You can keep these spells spinning for quite a while. Most of us are pretty good at building little worlds. But that little whisper in the back of your head when the narrative starts to get wobbly? The one that’s telling you “I think something is wrong here”? It’s right and you know it.
The value in breaking your own spell goes far beyond the good it would do you. One of the worst things about reality manipulation is that you really can’t do it alone. You have to bring in some unwitting accomplices. We see it in WandaVision, when a hapless doctor confesses to Vision that it’s “hard to escape.” We see it in Vision himself, left in the dark about what’s really going on. Wanda’s reasons for keeping these people clueless might be understandable, even justifiable. But she is their keeper and they are her prisoners. It’s not all that different from the lies we have to spin to maintain our own realities. We may be stuck in our own prisons, but others are stuck in there too. We become like the Queen of the Underland in C.S. Lewis’ Silver Chair, trying to keep everyone else under our control, hoping they don’t wake up.
“The truth shall set you free,” Jesus said in John 8. They’re among his most famous words, but people forget the rest of the passage: ““If you hold to my teaching, you are really my disciples. Then you will know the truth, and the truth will set you free.”

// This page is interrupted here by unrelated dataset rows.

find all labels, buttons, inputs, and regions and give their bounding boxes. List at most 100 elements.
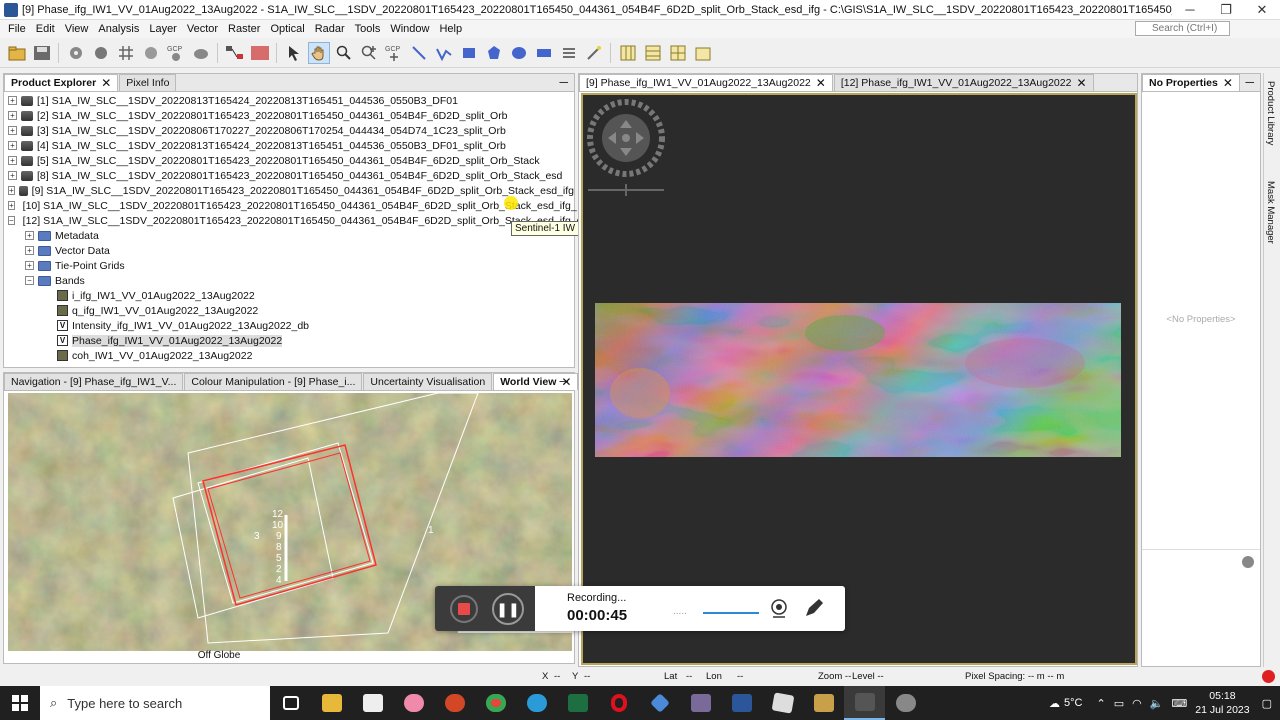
- info-icon[interactable]: [1242, 556, 1254, 568]
- archive-icon[interactable]: [803, 686, 844, 720]
- language-icon[interactable]: ⌨: [1171, 697, 1187, 710]
- notes-icon[interactable]: [762, 686, 803, 720]
- expand-icon[interactable]: +: [25, 261, 34, 270]
- minimize-panel-button[interactable]: ─: [559, 75, 568, 89]
- expand-icon[interactable]: +: [8, 171, 17, 180]
- close-icon[interactable]: ✕: [816, 76, 826, 90]
- tree-item-vector-data[interactable]: + Vector Data: [4, 243, 574, 258]
- gcp-tool-icon[interactable]: GCP: [165, 42, 187, 64]
- zoom-tool-icon[interactable]: [333, 42, 355, 64]
- tree-item-bands[interactable]: − Bands: [4, 273, 574, 288]
- expand-icon[interactable]: +: [25, 246, 34, 255]
- taskbar-search[interactable]: ⌕ Type here to search: [40, 686, 270, 720]
- menu-optical[interactable]: Optical: [265, 23, 309, 35]
- store-icon[interactable]: [352, 686, 393, 720]
- pixel-info-icon[interactable]: [558, 42, 580, 64]
- tab-colour-manipulation[interactable]: Colour Manipulation - [9] Phase_i...: [184, 373, 363, 390]
- expand-icon[interactable]: +: [25, 231, 34, 240]
- product-library-tab[interactable]: Product Library: [1265, 81, 1276, 145]
- close-button[interactable]: ✕: [1244, 2, 1280, 18]
- line-tool-icon[interactable]: [408, 42, 430, 64]
- start-button[interactable]: [0, 686, 40, 720]
- band-maths-icon[interactable]: [65, 42, 87, 64]
- tab-phase-ifg-9[interactable]: [9] Phase_ifg_IW1_VV_01Aug2022_13Aug2022…: [579, 74, 833, 91]
- tree-item-product-3[interactable]: + [3] S1A_IW_SLC__1SDV_20220806T170227_20…: [4, 123, 574, 138]
- save-product-icon[interactable]: [31, 42, 53, 64]
- tree-item-product-2[interactable]: + [2] S1A_IW_SLC__1SDV_20220801T165423_20…: [4, 108, 574, 123]
- menu-raster[interactable]: Raster: [223, 23, 265, 35]
- tree-item-product-12[interactable]: − [12] S1A_IW_SLC__1SDV_20220801T165423_2…: [4, 213, 608, 228]
- weather-icon[interactable]: ☁: [1049, 697, 1060, 710]
- excel-icon[interactable]: [557, 686, 598, 720]
- wifi-icon[interactable]: ◠: [1132, 697, 1142, 710]
- pen-annotate-icon[interactable]: [803, 597, 825, 619]
- menu-vector[interactable]: Vector: [182, 23, 223, 35]
- tab-navigation[interactable]: Navigation - [9] Phase_ifg_IW1_V...: [4, 373, 184, 390]
- tree-item-product-9[interactable]: + [9] S1A_IW_SLC__1SDV_20220801T165423_20…: [4, 183, 574, 198]
- gcp-pin-icon[interactable]: GCP: [383, 42, 405, 64]
- expand-icon[interactable]: +: [8, 126, 17, 135]
- magic-wand-icon[interactable]: [583, 42, 605, 64]
- tree-item-product-5[interactable]: + [5] S1A_IW_SLC__1SDV_20220801T165423_20…: [4, 153, 574, 168]
- expand-icon[interactable]: +: [8, 111, 17, 120]
- opera-icon[interactable]: [598, 686, 639, 720]
- tab-pixel-info[interactable]: Pixel Info: [119, 74, 177, 91]
- range-finder-icon[interactable]: [533, 42, 555, 64]
- navigation-control-icon[interactable]: [586, 98, 672, 198]
- tree-item-band[interactable]: V Intensity_ifg_IW1_VV_01Aug2022_13Aug202…: [4, 318, 574, 333]
- word-icon[interactable]: [721, 686, 762, 720]
- tree-item-product-8[interactable]: + [8] S1A_IW_SLC__1SDV_20220801T165423_20…: [4, 168, 574, 183]
- graph-builder-icon[interactable]: [224, 42, 246, 64]
- tab-no-properties[interactable]: No Properties ✕: [1142, 74, 1240, 91]
- error-icon[interactable]: [1262, 670, 1275, 683]
- grid-icon[interactable]: [115, 42, 137, 64]
- recorder-taskbar-icon[interactable]: [885, 686, 926, 720]
- menu-tools[interactable]: Tools: [350, 23, 386, 35]
- select-tool-icon[interactable]: [283, 42, 305, 64]
- minimize-panel-button[interactable]: ─: [1245, 75, 1254, 89]
- mask-manager-tab[interactable]: Mask Manager: [1265, 181, 1276, 244]
- pause-recording-button[interactable]: ❚❚: [492, 593, 524, 625]
- image-canvas[interactable]: [581, 93, 1137, 665]
- geocoding-icon[interactable]: [140, 42, 162, 64]
- pan-tool-icon[interactable]: [307, 41, 330, 64]
- expand-icon[interactable]: +: [8, 201, 15, 210]
- menu-radar[interactable]: Radar: [310, 23, 350, 35]
- tile-vertical-icon[interactable]: [642, 42, 664, 64]
- tile-horizontal-icon[interactable]: [617, 42, 639, 64]
- restore-button[interactable]: ❐: [1208, 2, 1244, 18]
- tree-item-product-4[interactable]: + [4] S1A_IW_SLC__1SDV_20220813T165424_20…: [4, 138, 574, 153]
- menu-analysis[interactable]: Analysis: [93, 23, 144, 35]
- edge-icon[interactable]: [516, 686, 557, 720]
- tab-uncertainty-visualisation[interactable]: Uncertainty Visualisation: [363, 373, 493, 390]
- menu-edit[interactable]: Edit: [31, 23, 60, 35]
- tree-item-band[interactable]: q_ifg_IW1_VV_01Aug2022_13Aug2022: [4, 303, 574, 318]
- mosaic-icon[interactable]: [190, 42, 212, 64]
- minimize-button[interactable]: ─: [1172, 2, 1208, 17]
- tree-item-band-selected[interactable]: V Phase_ifg_IW1_VV_01Aug2022_13Aug2022: [4, 333, 574, 348]
- filter-icon[interactable]: [90, 42, 112, 64]
- paint-icon[interactable]: [393, 686, 434, 720]
- tree-item-band[interactable]: i_ifg_IW1_VV_01Aug2022_13Aug2022: [4, 288, 574, 303]
- search-input[interactable]: Search (Ctrl+I): [1135, 21, 1230, 36]
- menu-view[interactable]: View: [60, 23, 94, 35]
- app-icon[interactable]: [639, 686, 680, 720]
- clock[interactable]: 05:18 21 Jul 2023: [1195, 689, 1249, 717]
- polygon-tool-icon[interactable]: [483, 42, 505, 64]
- expand-icon[interactable]: +: [8, 96, 17, 105]
- powerpoint-icon[interactable]: [434, 686, 475, 720]
- minimize-panel-button[interactable]: ─: [559, 374, 568, 388]
- notification-icon[interactable]: ▢: [1262, 697, 1272, 710]
- polyline-tool-icon[interactable]: [433, 42, 455, 64]
- ellipse-tool-icon[interactable]: [508, 42, 530, 64]
- file-explorer-icon[interactable]: [311, 686, 352, 720]
- snap-taskbar-icon[interactable]: [844, 686, 885, 720]
- chrome-icon[interactable]: [475, 686, 516, 720]
- webcam-icon[interactable]: [769, 598, 791, 620]
- expand-icon[interactable]: +: [8, 156, 17, 165]
- tree-item-band[interactable]: coh_IW1_VV_01Aug2022_13Aug2022: [4, 348, 574, 363]
- expand-icon[interactable]: +: [8, 186, 16, 195]
- close-icon[interactable]: ✕: [1223, 76, 1233, 90]
- volume-icon[interactable]: 🔈: [1150, 697, 1164, 710]
- volume-slider[interactable]: [703, 612, 759, 614]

Truth isn’t a passive energy in the universe. For it to do its freeing work, it has to be sought and internalized, obeyed and known. It takes work. It will, in all likelihood, take seeking counsel from God, friends and possibly even professionals to fully recognize what artifices you’ve set up in your own life and what needs to be done about them. It’s not easy to let yourself be known before others and before the God who “reveals deep and hidden things;” (Dan 2:22) but the alternative is spending your life an unknown stranger to even yourself, creating a fake happy ending that will be neither happy nor the end.
WandaVision’s mystery isn’t really being solved so much as unravelled, as Wanda’s tenuous hold continues to slip. That’s good news for everyone around her and it’s good news for Wanda too, whether or not she’s realized it. However painful it is to see the little realities we build fall apart, the truth is worth it. And once the false prisons we’ve built around ourselves and others fall alway, we’ll emerge — a bit more vulnerable, as all real things are — into the sun.